Bitrate (from the English. bitrate) of audio files is the number of bits (units of information) used to store one second of audio. The most common unit of measure for bitrate is kilobits per second (Kbps, Kbps). Bitrate is one of key characteristics media files, affecting their quality and size. The higher the bitrate the music or video was recorded, the better their quality will be and the larger the recording files will be.

Accordingly, changing the bitrate in one direction or another can increase or decrease the file size. But with the impact on the quality of recordings, everything is a little more complicated. While a decrease in the bitrate value naturally leads to a deterioration in the quality of the original file, the opposite operation does not affect the quality in any way. Even if you set the maximum bitrate, the audio and video quality of your file will remain the same.

As you can see, there is little point in increasing the recording bitrate: as a result, you will get a larger file with the same quality. But it is very possible to lower the bitrate in order to reduce the recording size. Want to try changing the bitrate of your songs or movies? Download Movavi Video Converter - convenient program, with which you can easily change the bitrate of video and audio recordings, whether they are files in the popular MP3, WMA, AVI and MP4 formats or recordings placed in more exotic containers. The instruction is written on the example of working with audio files.

1. Install the program to change the bitrate

Download and run the Movavi Video Converter distribution. Follow the instructions on the screen to install the software. When the installation is complete, the converter will start automatically.

2. Add files to the program

Click the button Add files, select item Add audio and place the files you want in the program. The program supports many media formats, so the input file format can be almost any. Change the bitrate of audio files MP3, WMA, AAC and more. Try to lower the video bitrate: work with videos in AVI, MP4, DIVX and various HD video formats. The program will help you cope with a wide range of media conversion tasks!

3. Select the save format

Before changing the bitrate, you need to select the format in which your audio recordings will be saved. To do this, click on the tab Audio and select the appropriate format from the list. Having made a choice in favor of one or another audio format, click on its name and from the drop-down list select one of the available bitrate values \u200b\u200b(the option is not available for FLAC, OGG, WAV and M4A formats). If you do not want to change the standard bitrate value specified in the selected profile, you can skip the next step and proceed with the conversion.
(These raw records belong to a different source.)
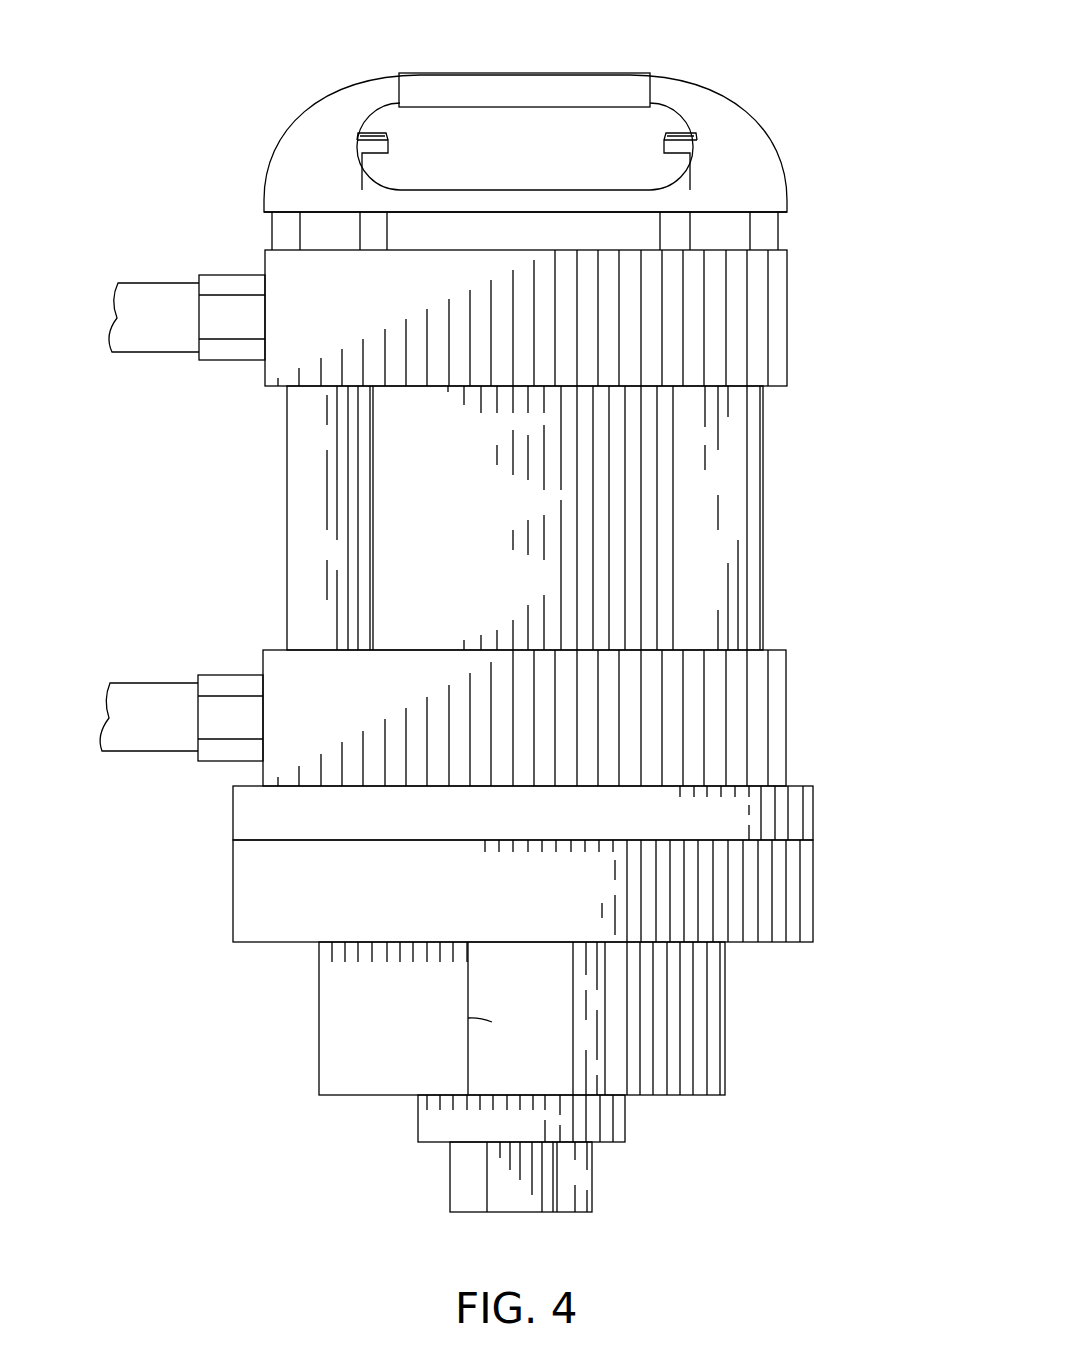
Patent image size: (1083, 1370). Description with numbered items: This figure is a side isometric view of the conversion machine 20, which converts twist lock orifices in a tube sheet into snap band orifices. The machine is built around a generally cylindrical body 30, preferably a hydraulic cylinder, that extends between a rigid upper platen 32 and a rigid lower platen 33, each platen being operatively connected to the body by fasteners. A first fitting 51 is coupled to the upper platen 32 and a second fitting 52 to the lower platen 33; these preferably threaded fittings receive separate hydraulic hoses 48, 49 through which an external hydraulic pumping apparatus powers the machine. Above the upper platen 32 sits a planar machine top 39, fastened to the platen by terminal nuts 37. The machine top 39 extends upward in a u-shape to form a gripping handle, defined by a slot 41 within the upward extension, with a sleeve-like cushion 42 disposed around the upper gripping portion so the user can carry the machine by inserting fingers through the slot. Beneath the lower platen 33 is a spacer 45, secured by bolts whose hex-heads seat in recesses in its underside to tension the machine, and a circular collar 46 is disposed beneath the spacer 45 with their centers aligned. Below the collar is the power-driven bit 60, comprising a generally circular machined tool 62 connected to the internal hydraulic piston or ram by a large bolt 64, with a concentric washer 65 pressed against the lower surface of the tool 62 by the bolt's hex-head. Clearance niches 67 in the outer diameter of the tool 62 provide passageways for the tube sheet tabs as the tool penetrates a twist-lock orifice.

The conversion machine 20 is at (776, 38).
The cylindrical body 30 is at (404, 501).
The upper platen 32 is at (782, 304).
The lower platen 33 is at (772, 723).
The terminal nuts 37 is at (668, 175).
The machine top 39 is at (520, 200).
The slot 41 is at (442, 150).
The cushion 42 is at (553, 85).
The spacer 45 is at (787, 818).
The circular collar 46 is at (788, 892).
The hydraulic hose 48 is at (140, 320).
The hydraulic hose 49 is at (130, 710).
The first fitting 51 is at (233, 283).
The second fitting 52 is at (233, 685).
The power-driven bit 60 is at (300, 967).
The machined tool 62 is at (342, 1018).
The bolt 64 is at (570, 1178).
The concentric washer 65 is at (605, 1121).
The clearance niches 67 is at (468, 1018).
4. Set the desired bitrate value

Click the gear button to the right of the field Output format... In the list Bit rate type select

Reliable and efficient HD screen recorder. Capture videos from programs, online broadcasts and even Skype conversations and save clips in any popular format, as well as for viewing on mobile devices.

It is customary to use the bit rate when measuring the effective transmission rate of a data stream over a channel, that is, the minimum channel size that can pass this stream without delays.
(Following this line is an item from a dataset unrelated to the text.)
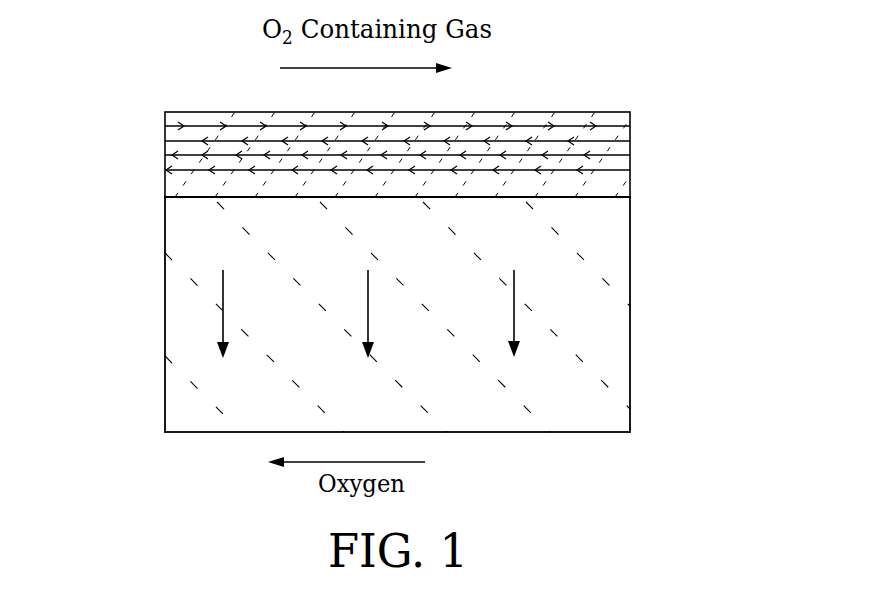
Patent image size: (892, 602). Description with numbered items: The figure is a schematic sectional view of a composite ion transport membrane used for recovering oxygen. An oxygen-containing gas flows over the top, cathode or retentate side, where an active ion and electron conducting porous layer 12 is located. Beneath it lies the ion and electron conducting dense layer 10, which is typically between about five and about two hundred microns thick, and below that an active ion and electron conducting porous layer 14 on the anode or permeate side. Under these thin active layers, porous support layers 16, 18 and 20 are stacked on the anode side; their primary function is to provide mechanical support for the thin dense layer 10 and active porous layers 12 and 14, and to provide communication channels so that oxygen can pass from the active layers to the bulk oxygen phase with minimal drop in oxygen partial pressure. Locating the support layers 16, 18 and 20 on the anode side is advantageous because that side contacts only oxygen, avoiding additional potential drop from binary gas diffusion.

Bit rate is expressed in bits per second (bps, bps), as well as derived quantities with the prefixes kilo- (kbit / s, kbps), mega- (Mbps, Mbps) etc.
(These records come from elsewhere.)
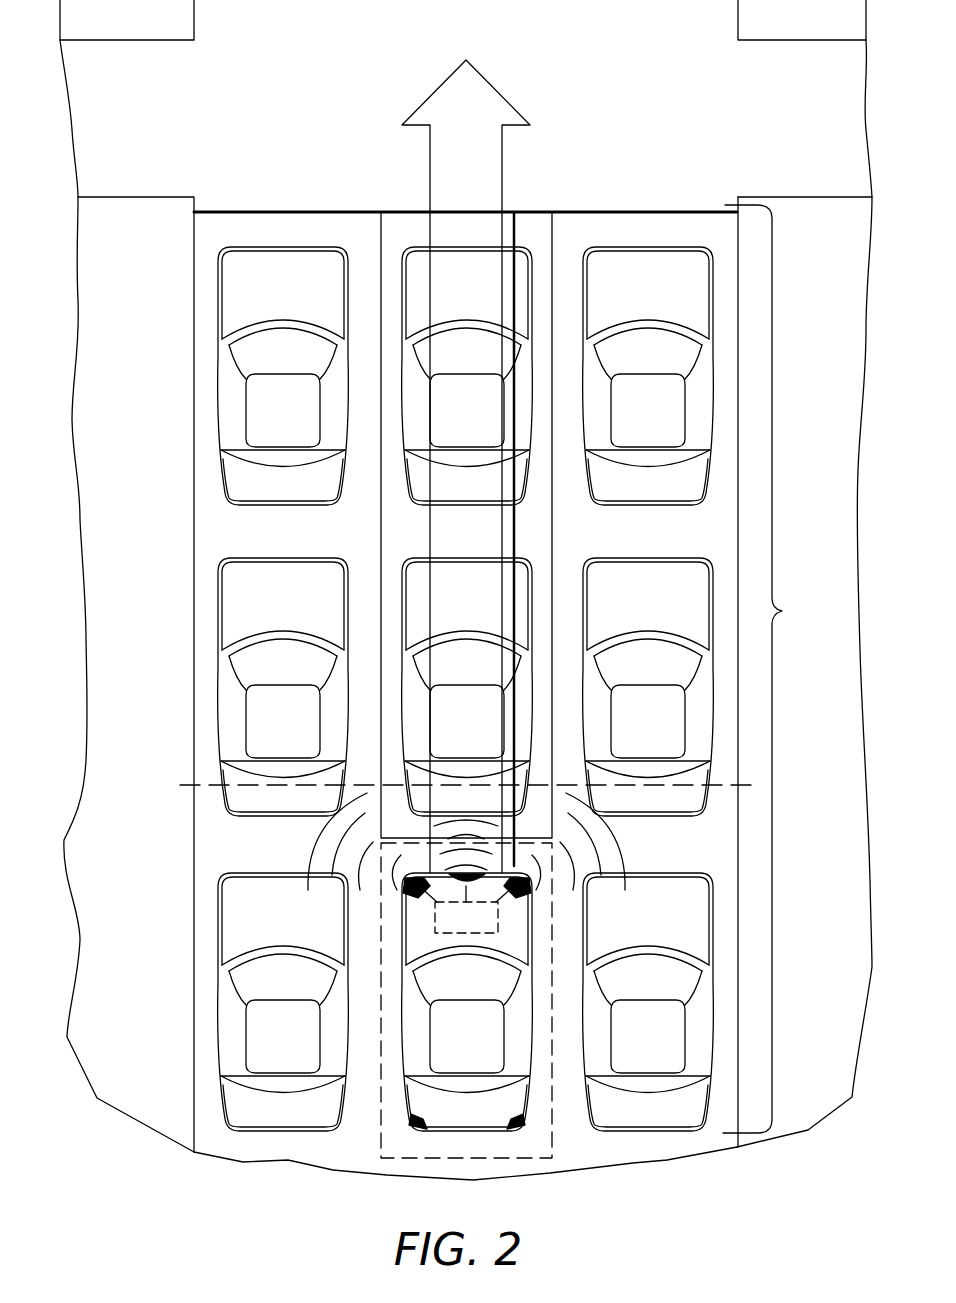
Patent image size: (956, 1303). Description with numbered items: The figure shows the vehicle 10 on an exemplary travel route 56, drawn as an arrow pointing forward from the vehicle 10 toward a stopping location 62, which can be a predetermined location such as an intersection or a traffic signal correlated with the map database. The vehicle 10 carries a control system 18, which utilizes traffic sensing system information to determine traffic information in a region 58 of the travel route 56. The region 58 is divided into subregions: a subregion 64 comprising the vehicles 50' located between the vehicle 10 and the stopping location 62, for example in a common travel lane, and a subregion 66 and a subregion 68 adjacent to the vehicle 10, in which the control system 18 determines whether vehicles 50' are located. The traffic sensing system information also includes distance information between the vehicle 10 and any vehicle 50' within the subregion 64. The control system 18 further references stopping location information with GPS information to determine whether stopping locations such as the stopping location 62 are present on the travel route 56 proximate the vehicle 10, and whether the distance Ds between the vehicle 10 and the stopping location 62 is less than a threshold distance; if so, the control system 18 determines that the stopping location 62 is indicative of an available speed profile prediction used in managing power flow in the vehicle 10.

The vehicle 10 is at (481, 1056).
The control system 18 is at (466, 863).
The vehicles 50' is at (466, 689).
The travel route 56 is at (486, 101).
The region 58 is at (783, 611).
The stopping location 62 is at (640, 208).
The subregion 64 is at (384, 206).
The subregion 66 is at (227, 858).
The subregion 68 is at (697, 858).
The distance Ds is at (516, 545).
Data rate using bits per second of a block (symbol: "bps"), often used in conjunction with SI prefixes such as "kilo" (1 kbps \u003d 1024 bps) , “Mega” (1 Mbps \u003d 1024 kbps), “giga” (1 Gbps \u003d 1024 Mbps), or “tera” (1 Tbps \u003d 1024 Gbps). The non-standard abbreviation "bps" is often used to replace the standard character "bps", so for example "1 Mbps" is used to mean one million bits per second. One byte per second (1 Bps) corresponds to 8 bps.

Characteristics

In streaming video and audio formats (for example, MPEG and MP3) that use lossy compression, the bitrate parameter expresses the degree of compression of the stream and thereby determines the size of the channel for which the data stream is compressed. Most often, the bitrate of audio and video is measured in kilobits per second (eng. kilobit per second, kbps), less often - in megabits per second (only for video).

There are three compression modes for streaming data:

  • CBR (eng. Constant bitrate) - with constant bit rate;
  • VBR (eng. Variable bitrate) - with variable bit rate;
  • ABR (eng. Average bitrate) - with an average bit rate.

Information transfer rate

Physical layer of pure bit rate, baud rate, payload bitrate, payload frequency, net baud rate, coded transmission rate, effective baud rate or wire feed rate (unofficial language) digital channel communication is the ability without regard to the physical layer protocol overhead, for a multiplex example of time division multiplexing (TDM) framing bits, reserved forward error correction (FEC) codes, training symbol equalizer and other channel coding. Noise immunity codes are common, especially in wireless communication systems, broadband modem standards, or modern high-speed copper-based local area networks. The physical layer of the net bitrate is the data rate measured at a reference point at the interface between link layer and the physical layer, and therefore may include a data link as well as a layer load.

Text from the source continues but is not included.